What does angle CBD measure
4x+7 + 2x-1=180
6x=172
x=28.5
4x+7=123
What does angle CBD measure
4x+7 + 2x-1=180
6x=172
Round up from 28.6
x=29
4(29)+7=123
2(29)-1=57
To write a two-column proof, you need to present the statements (each representing a fact or a step) in one column, and the reasons (justifications or logical connections) in the second column.

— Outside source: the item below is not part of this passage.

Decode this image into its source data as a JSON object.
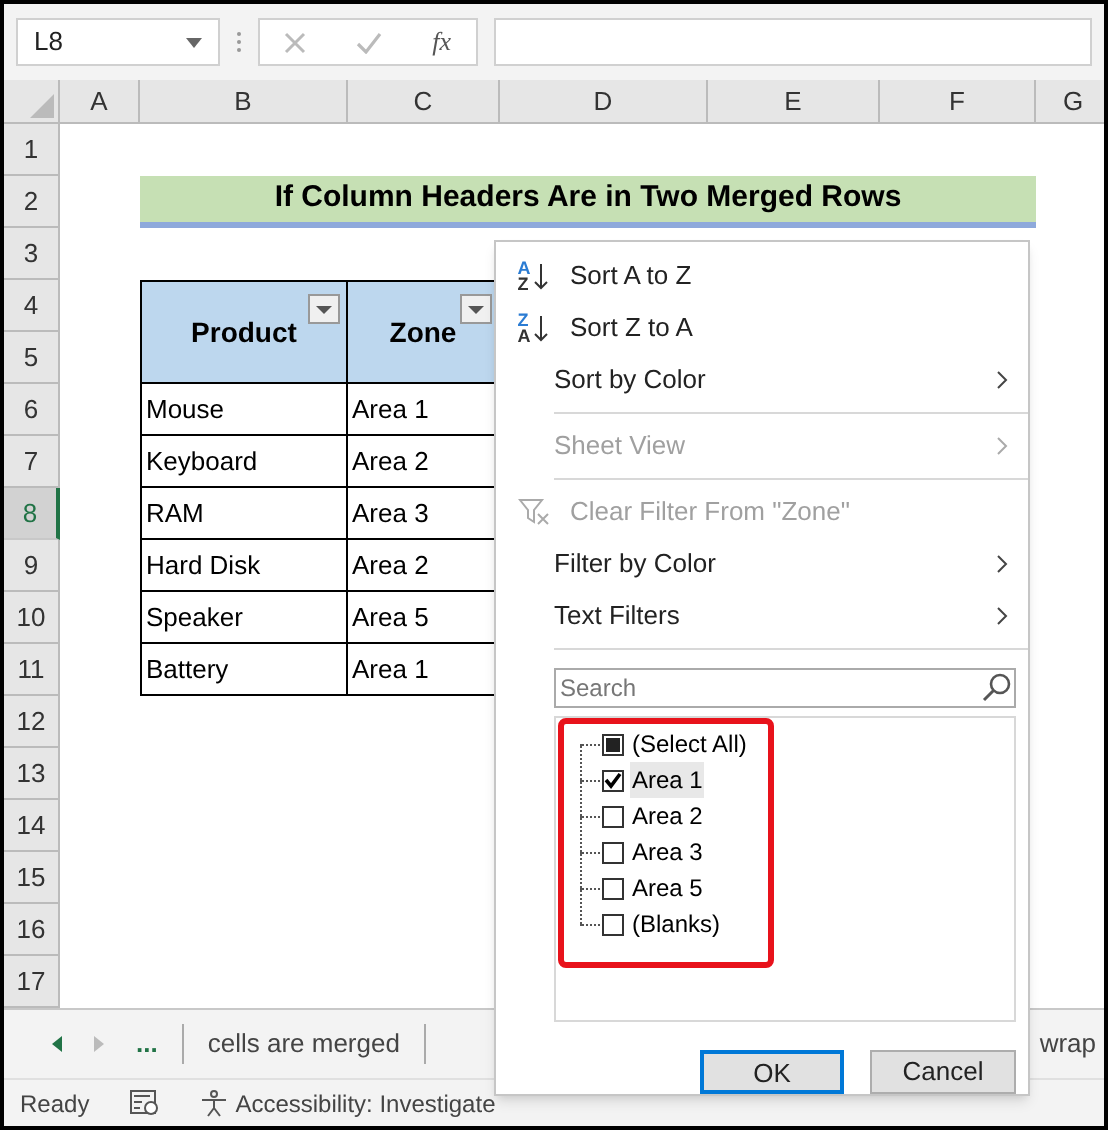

Here's how you can write a two-column proof to show that m∠ABC = 123:
Statement | Reason
-----------------|-----------------
m∠ABC = 4x + 7 | Given
m∠CBD = 2x − 1 | Given
m∠ABC + m∠CBD = 180° | Supplementary angles
4x + 7 + 2x − 1 = 180° | Substitution
6x + 6 = 180° | Combine like terms
6x = 174° | Subtracting 6 from both sides
x = 29° | Dividing both sides by 6
m∠ABC = 4(29) + 7 | Substitution
m∠ABC = 123° | Simplification
In this proof, we start by stating the given information: m∠ABC = 4x + 7 and m∠CBD = 2x - 1. Then, we apply the fact that supplementary angles add up to 180° (m∠ABC + m∠CBD = 180°) as our third statement, which links the two given angles. We then combine like terms and simplify the equation to solve for x.
Once we find the value of x as 29°, we substitute it back into the original equation for m∠ABC to find the measure of the angle. Finally, simplifying the expression, we can conclude that m∠ABC is indeed equal to 123°.